Di Matteo durante la requisitoria: “Canali di comunicazione tra Berlusconi, Dell’Utri e il boss corleonese”
di Lorenzo Baldo ed Aaron Pettinari

“C’erano diversi e numerosi canali di comunicazione tra Riina-Dell’Utri-Berlusconi. È lo stesso Riina che lo racconta mentre è intercettato in carcere senza sapere di essere ascoltato”. Riparte dalle parole del Capo dei capi, deceduto lo scorso novembre, la requisitoria del sostituto procuratore nazionale antimafia, Nino Di Matteo (in aula assieme ai pm Francesco Del Bene, Vittorio Teresi e Roberto Tartaglia) al processo trattativa Stato-mafia. Dichiarazioni che secondo il magistrato offrono importanti riscontri all’impianto accusatorio ricostruito in dibattimento. “A me mi hanno fatto arrestare Bernardo Provenzano e Vito Ciancimino, non come dicono i Carabinieri” diceva ‘u curtu il 22 maggio del 2013 mentre si stava recando in una saletta delle videoconferenze per seguire un processo a Torino. Parole riportate in una relazione dall’assistente di polizia penitenziaria Bonafede e che sono state ripetute anche nel corso dell’esame. Qualche giorno dopo, il 31 maggio, stavolta mentre si preparava ad assistere ad un’udienza del processo trattativa, era tornato a dar voce alle proprie considerazioni: “Non ero io a cercare loro per trattare con me ma erano loro per trattare con me. Io non cercavo nessuno”.
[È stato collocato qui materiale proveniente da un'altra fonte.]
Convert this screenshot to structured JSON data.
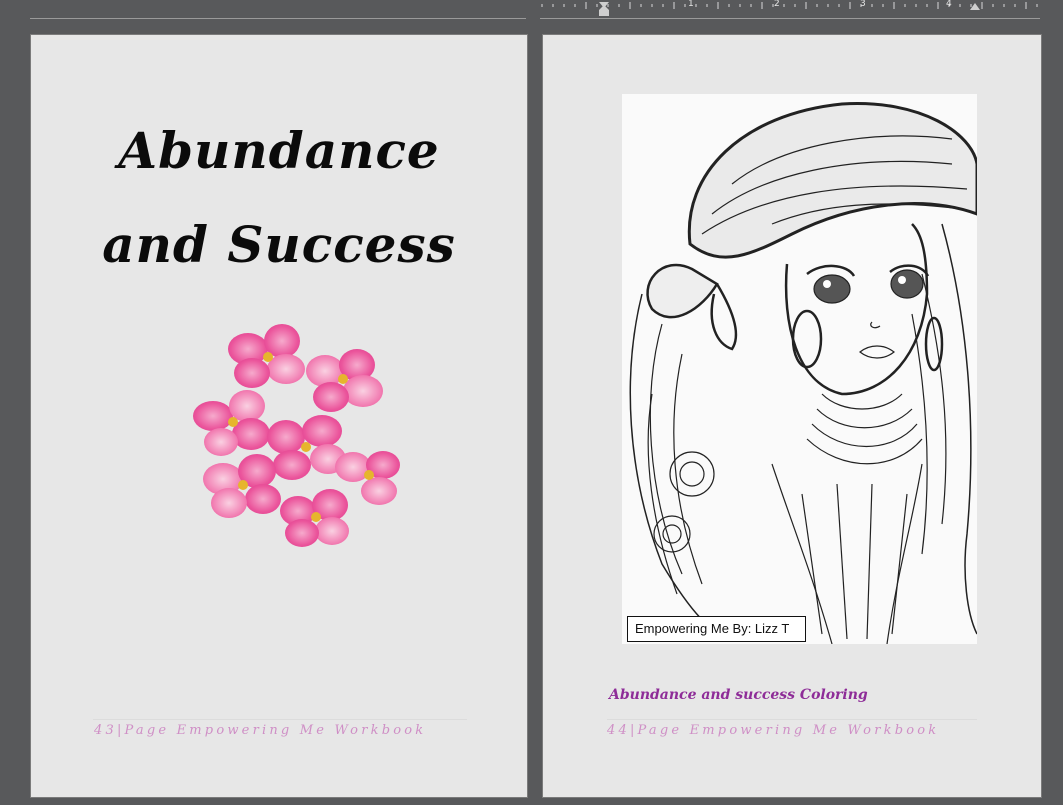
{
  "ruler": {
    "marks": [
      "1",
      "2",
      "3",
      "4"
    ]
  },
  "left_page": {
    "title_line1": "Abundance",
    "title_line2": "and Success",
    "footer": "43|Page Empowering Me Workbook",
    "accent_color": "#e8398c"
  },
  "right_page": {
    "credit": "Empowering Me By: Lizz T",
    "caption": "Abundance and success Coloring",
    "footer": "44|Page Empowering Me Workbook",
    "caption_color": "#8e2c98"
  }
}
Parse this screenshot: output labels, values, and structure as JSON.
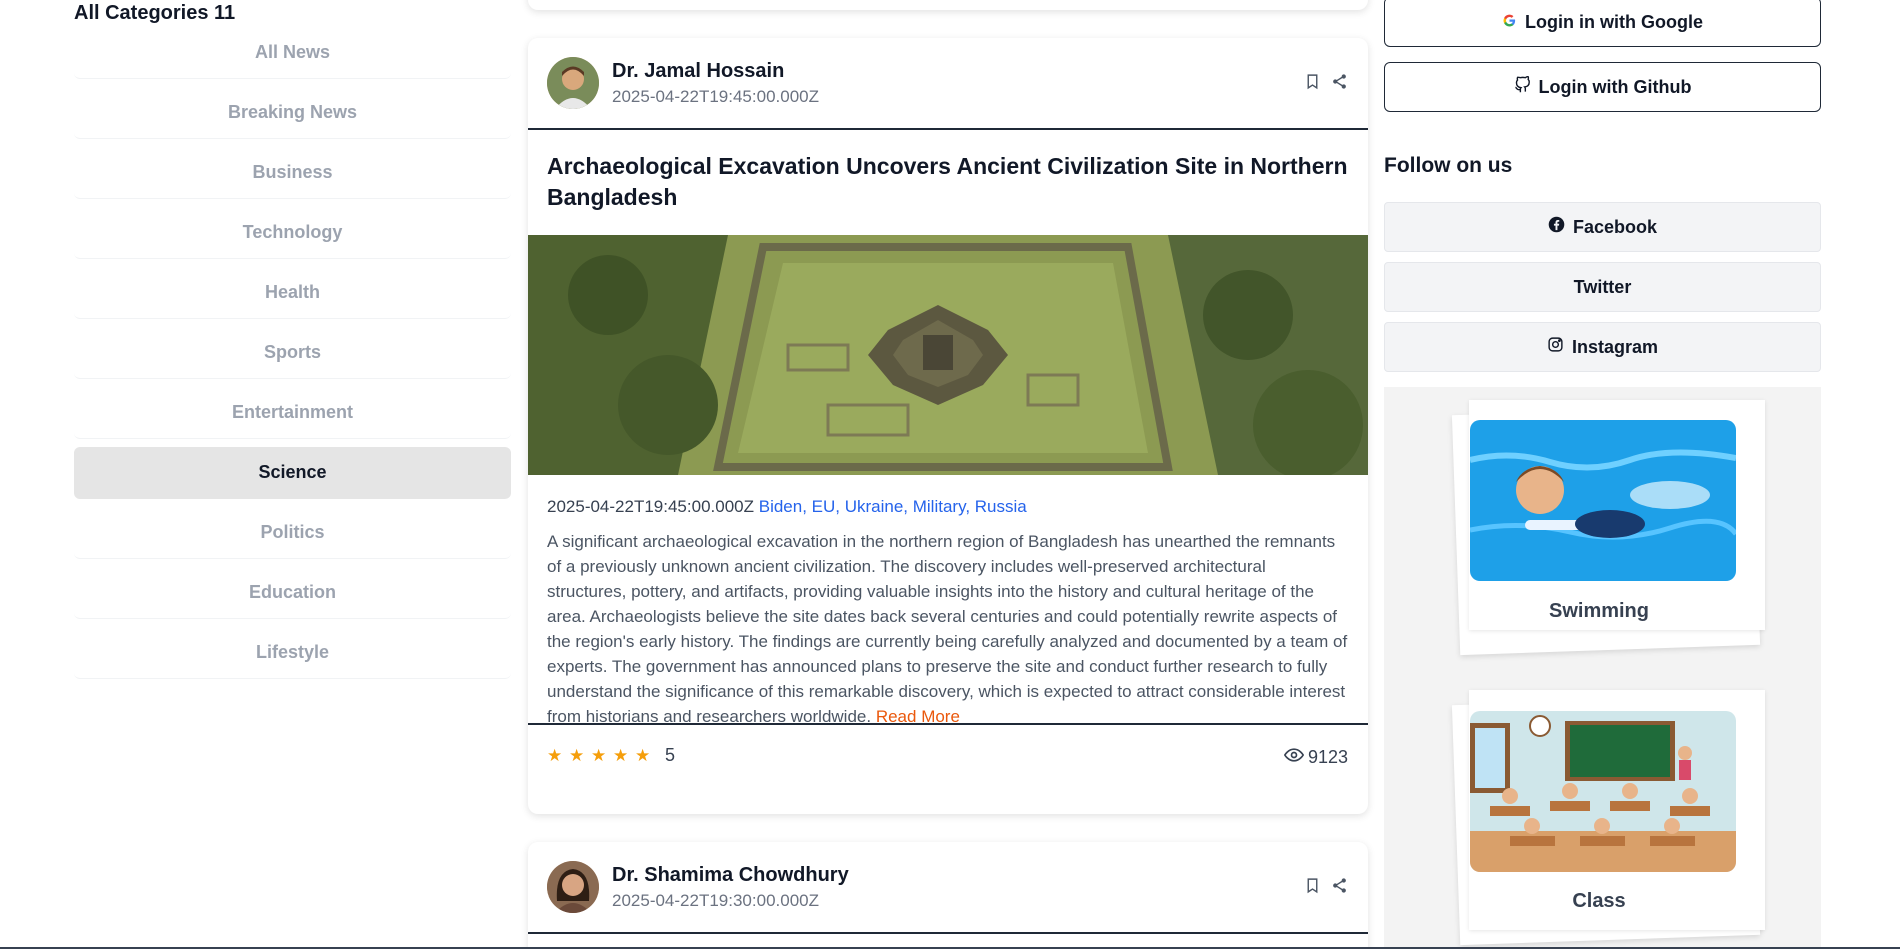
{
  "sidebar": {
    "title": "All Categories 11",
    "items": [
      {
        "label": "All News",
        "active": false
      },
      {
        "label": "Breaking News",
        "active": false
      },
      {
        "label": "Business",
        "active": false
      },
      {
        "label": "Technology",
        "active": false
      },
      {
        "label": "Health",
        "active": false
      },
      {
        "label": "Sports",
        "active": false
      },
      {
        "label": "Entertainment",
        "active": false
      },
      {
        "label": "Science",
        "active": true
      },
      {
        "label": "Politics",
        "active": false
      },
      {
        "label": "Education",
        "active": false
      },
      {
        "label": "Lifestyle",
        "active": false
      }
    ]
  },
  "feed": {
    "article": {
      "author": "Dr. Jamal Hossain",
      "date": "2025-04-22T19:45:00.000Z",
      "title": "Archaeological Excavation Uncovers Ancient Civilization Site in Northern Bangladesh",
      "meta_date": "2025-04-22T19:45:00.000Z",
      "tags": "Biden, EU, Ukraine, Military, Russia",
      "body": "A significant archaeological excavation in the northern region of Bangladesh has unearthed the remnants of a previously unknown ancient civilization. The discovery includes well-preserved architectural structures, pottery, and artifacts, providing valuable insights into the history and cultural heritage of the area. Archaeologists believe the site dates back several centuries and could potentially rewrite aspects of the region's early history. The findings are currently being carefully analyzed and documented by a team of experts. The government has announced plans to preserve the site and conduct further research to fully understand the significance of this remarkable discovery, which is expected to attract considerable interest from historians and researchers worldwide.",
      "read_more": "Read More",
      "rating_stars": 5,
      "rating_value": "5",
      "views": "9123"
    },
    "next_article": {
      "author": "Dr. Shamima Chowdhury",
      "date": "2025-04-22T19:30:00.000Z"
    }
  },
  "right": {
    "login_google": "Login in with Google",
    "login_github": "Login with Github",
    "follow_title": "Follow on us",
    "social": {
      "facebook": "Facebook",
      "twitter": "Twitter",
      "instagram": "Instagram"
    },
    "promos": [
      {
        "label": "Swimming"
      },
      {
        "label": "Class"
      }
    ]
  },
  "colors": {
    "accent_link": "#2563eb",
    "read_more": "#ea580c",
    "star": "#f59e0b",
    "active_category_bg": "#e5e5e5"
  },
  "icons": {
    "google": "google-icon",
    "github": "github-icon",
    "facebook": "facebook-icon",
    "instagram": "instagram-icon",
    "bookmark": "bookmark-icon",
    "share": "share-icon",
    "eye": "eye-icon",
    "star": "star-icon"
  }
}
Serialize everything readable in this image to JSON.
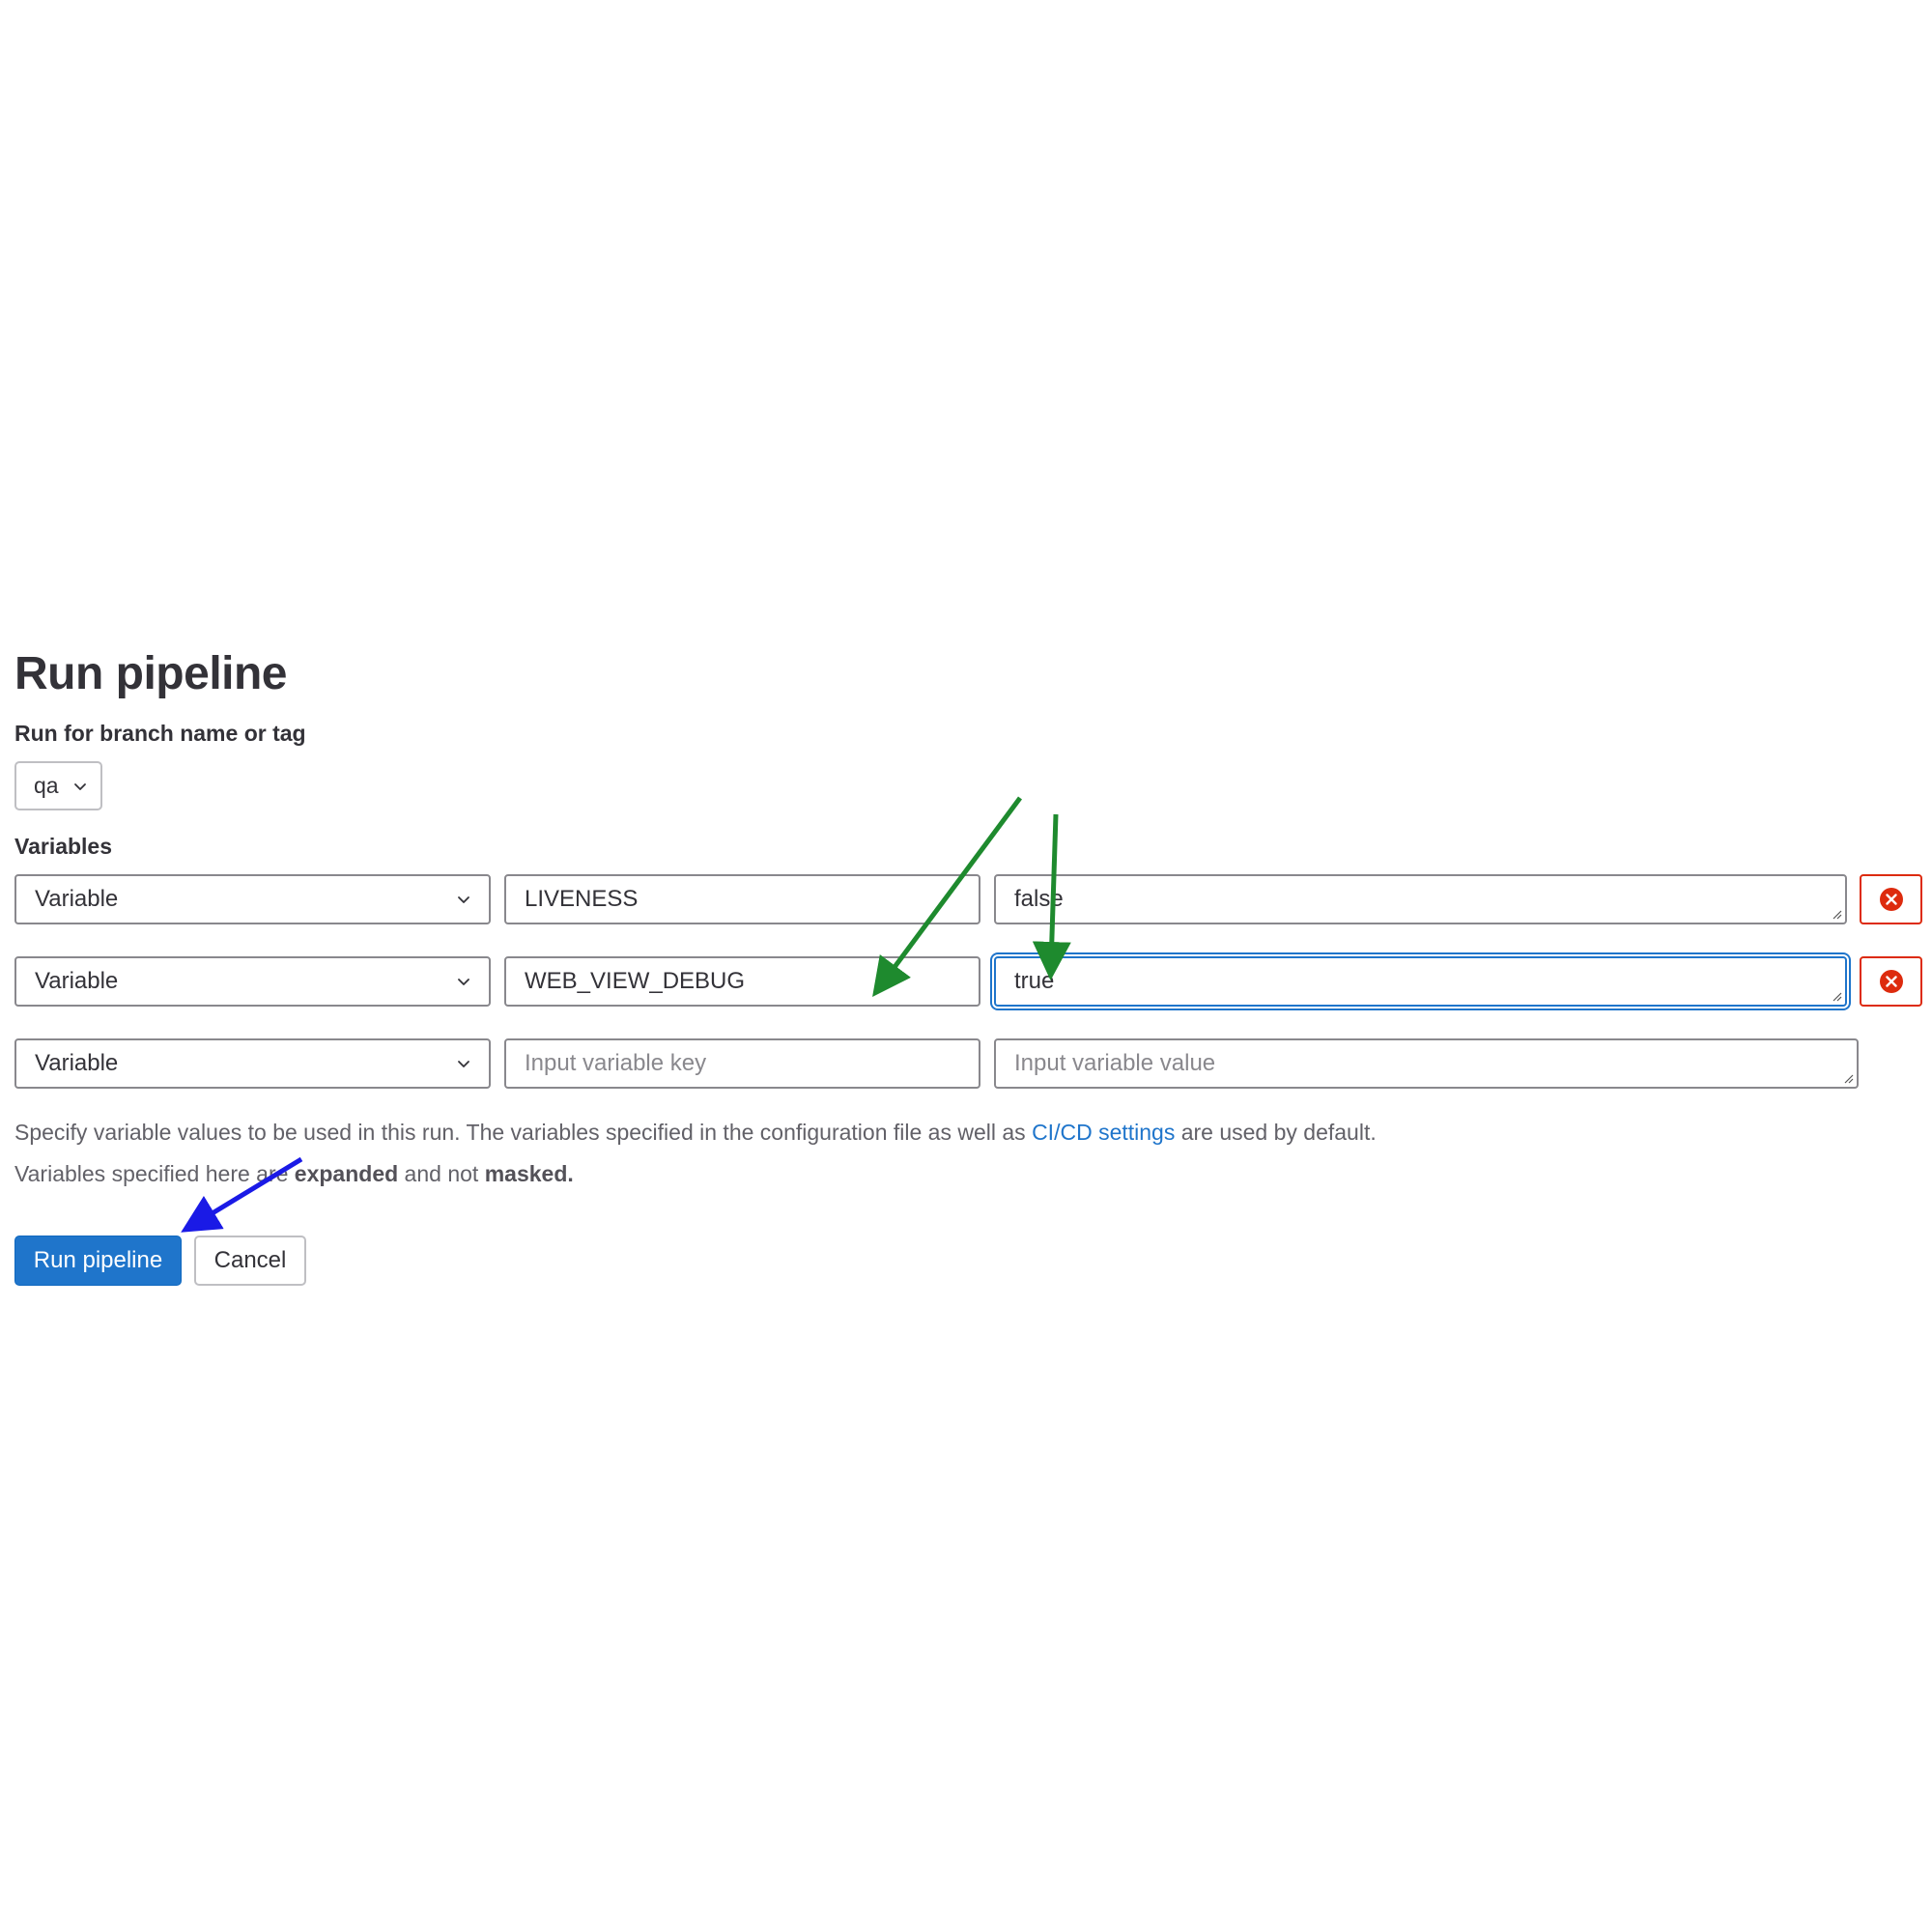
{
  "page": {
    "title": "Run pipeline"
  },
  "branch": {
    "label": "Run for branch name or tag",
    "selected": "qa"
  },
  "variables": {
    "label": "Variables",
    "rows": [
      {
        "type": "Variable",
        "key": "LIVENESS",
        "value": "false"
      },
      {
        "type": "Variable",
        "key": "WEB_VIEW_DEBUG",
        "value": "true"
      },
      {
        "type": "Variable",
        "key_placeholder": "Input variable key",
        "value_placeholder": "Input variable value"
      }
    ]
  },
  "help": {
    "line1_prefix": "Specify variable values to be used in this run. The variables specified in the configuration file as well as ",
    "line1_link": "CI/CD settings",
    "line1_suffix": " are used by default.",
    "line2_prefix": "Variables specified here are ",
    "line2_bold1": "expanded",
    "line2_middle": " and not ",
    "line2_bold2": "masked."
  },
  "actions": {
    "run_label": "Run pipeline",
    "cancel_label": "Cancel"
  },
  "icons": {
    "dropdown": "chevron-down-icon",
    "remove": "close-circle-icon",
    "annotation_arrows": "arrow-annotation"
  },
  "colors": {
    "primary": "#1f75cb",
    "danger": "#dd2b0e",
    "text": "#333238",
    "muted": "#626168",
    "annotation_green": "#1e8a2e",
    "annotation_blue": "#1a1ae6"
  }
}
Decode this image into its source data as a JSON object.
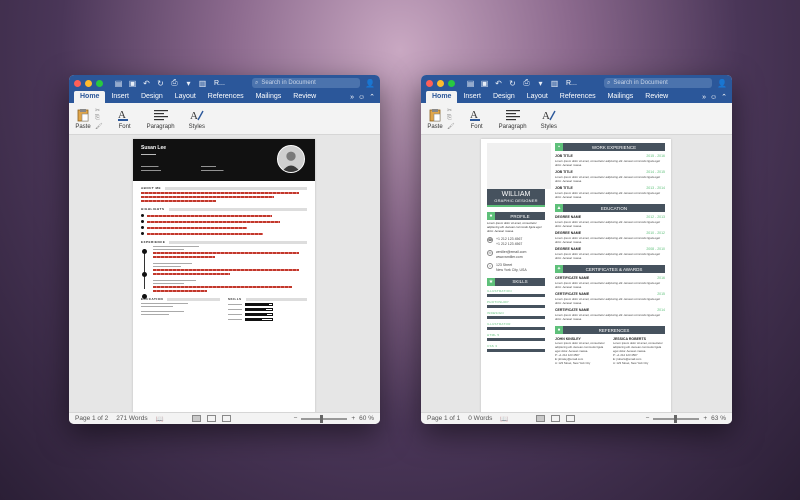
{
  "windows": {
    "left": {
      "title": "R...",
      "search_placeholder": "Search in Document",
      "menus": [
        "Home",
        "Insert",
        "Design",
        "Layout",
        "References",
        "Mailings",
        "Review"
      ],
      "ribbon": {
        "paste": "Paste",
        "font": "Font",
        "paragraph": "Paragraph",
        "styles": "Styles"
      },
      "status": {
        "page": "Page 1 of 2",
        "words": "271 Words",
        "zoom": "60 %"
      },
      "zoom_level": 0.6
    },
    "right": {
      "title": "R...",
      "search_placeholder": "Search in Document",
      "menus": [
        "Home",
        "Insert",
        "Design",
        "Layout",
        "References",
        "Mailings",
        "Review"
      ],
      "ribbon": {
        "paste": "Paste",
        "font": "Font",
        "paragraph": "Paragraph",
        "styles": "Styles"
      },
      "status": {
        "page": "Page 1 of 1",
        "words": "0 Words",
        "zoom": "63 %"
      },
      "zoom_level": 0.63
    }
  },
  "resume_left": {
    "name": "Susan Lee",
    "sections": {
      "about": "ABOUT ME",
      "highlights": "HIGHLIGHTS",
      "experience": "EXPERIENCE",
      "education": "EDUCATION",
      "skills": "SKILLS"
    }
  },
  "resume_right": {
    "name": "WILLIAM",
    "title": "GRAPHIC DESIGNER",
    "profile": "PROFILE",
    "skills_hdr": "SKILLS",
    "phone": "+1 212 123 4567",
    "phone2": "+1 212 123 4567",
    "email": "wmiller@email.com",
    "website": "www.wmiller.com",
    "address1": "123 Street",
    "address2": "New York City, USA",
    "skills": [
      "ILLUSTRATION",
      "PHOTOSHOP",
      "INDESIGN",
      "ILLUSTRATOR",
      "HTML 5",
      "CSS 3"
    ],
    "work_hdr": "WORK EXPERIENCE",
    "jobs": [
      {
        "title": "JOB TITLE",
        "date": "2015 - 2016"
      },
      {
        "title": "JOB TITLE",
        "date": "2014 - 2015"
      },
      {
        "title": "JOB TITLE",
        "date": "2013 - 2014"
      }
    ],
    "edu_hdr": "EDUCATION",
    "degrees": [
      {
        "title": "DEGREE NAME",
        "date": "2012 - 2013"
      },
      {
        "title": "DEGREE NAME",
        "date": "2010 - 2012"
      },
      {
        "title": "DEGREE NAME",
        "date": "2008 - 2010"
      }
    ],
    "cert_hdr": "CERTIFICATES & AWARDS",
    "certs": [
      {
        "title": "CERTIFICATE NAME",
        "date": "2016"
      },
      {
        "title": "CERTIFICATE NAME",
        "date": "2015"
      },
      {
        "title": "CERTIFICATE NAME",
        "date": "2014"
      }
    ],
    "ref_hdr": "REFERENCES",
    "refs": [
      {
        "name": "JOHN KINSLEY",
        "phone": "P: +1 212 123 4567",
        "email": "E: jkinsley@email.com",
        "addr": "A: 123 Street, New York City"
      },
      {
        "name": "JESSICA ROBERTS",
        "phone": "P: +1 212 123 4567",
        "email": "E: jroberts@email.com",
        "addr": "A: 123 Street, New York City"
      }
    ],
    "lorem": "Lorem ipsum dolor sit amet, consectetur adipiscing elit. Aenean commodo ligula eget dolor. Aenean massa."
  }
}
Riina ha dimostrato di avere grande interesse per questo processo – ha spiegato Di Matteo rivolgendosi alla Corte – Si parla dell’ascesa del culmine della sua carriera criminale fino alla sua cattura, e dei suoi rapporti con lo Stato. La prima volta che si lasciò andare ad esternazioni di questo tipo è stato al processo di Reggio Calabria per l’omicidio Scopelliti quando, durante una pausa, disse ai giornalisti: ‘come è che Mancino aveva annunciato qualche giorno prima dell’arresto che mi avrebbero catturato?’”. E’ dalle esternazioni fatte agli agenti di polizia penitenziaria che i pm hanno dato il via alle intercettazioni in carcere durante la socialità nel carcere Opera di Milano, con Alberto Lorusso. Di Matteo ha dunque passato in rassegna le dichiarazioni del boss corleonese definendo immediatamente “infondate” le teorie per cui Riina sapesse di essere intercettato: “Non era consapevole di essere intercettato nello spazio esterno del carcere – ha ribadito – Se fosse stato consapevole o avesse avuto un sospetto serio, non avrebbe parlato così a lungo e approfonditamente di quasi tutti gli omicidi di cui si è reso protagonista e non si sarebbe vantato, con profili di autoesaltazione e di culto della propria personalità sulle stragi e sugli omicidi eccellenti. Inoltre, non avrebbe parlato tante volte con riferimento a questioni private, dei suoi congiunti, della moglie e dei figli e non avrebbe parlato così approfonditamente di suo nipote, Giovanni Grizzafi, in riferimento alle aspettative che nutriva rispetto alla prossima scarcerazione di quest’ultimo che gli avrebbe permesso di tessere le fila di tante situazioni. Se avesse avuto un serio sospetto di essere intercettato nello spazio esterno non avrebbe mai parlato di beni patrimoniali riconducibili alla sua famiglia. In alcuni momenti delle conversazioni con Lorusso parla di beni che ha nella disponibilità di cui nessuno aveva sospettato”. Passo dopo passo dal pm sono state passate in rassegna le varie intercettazioni.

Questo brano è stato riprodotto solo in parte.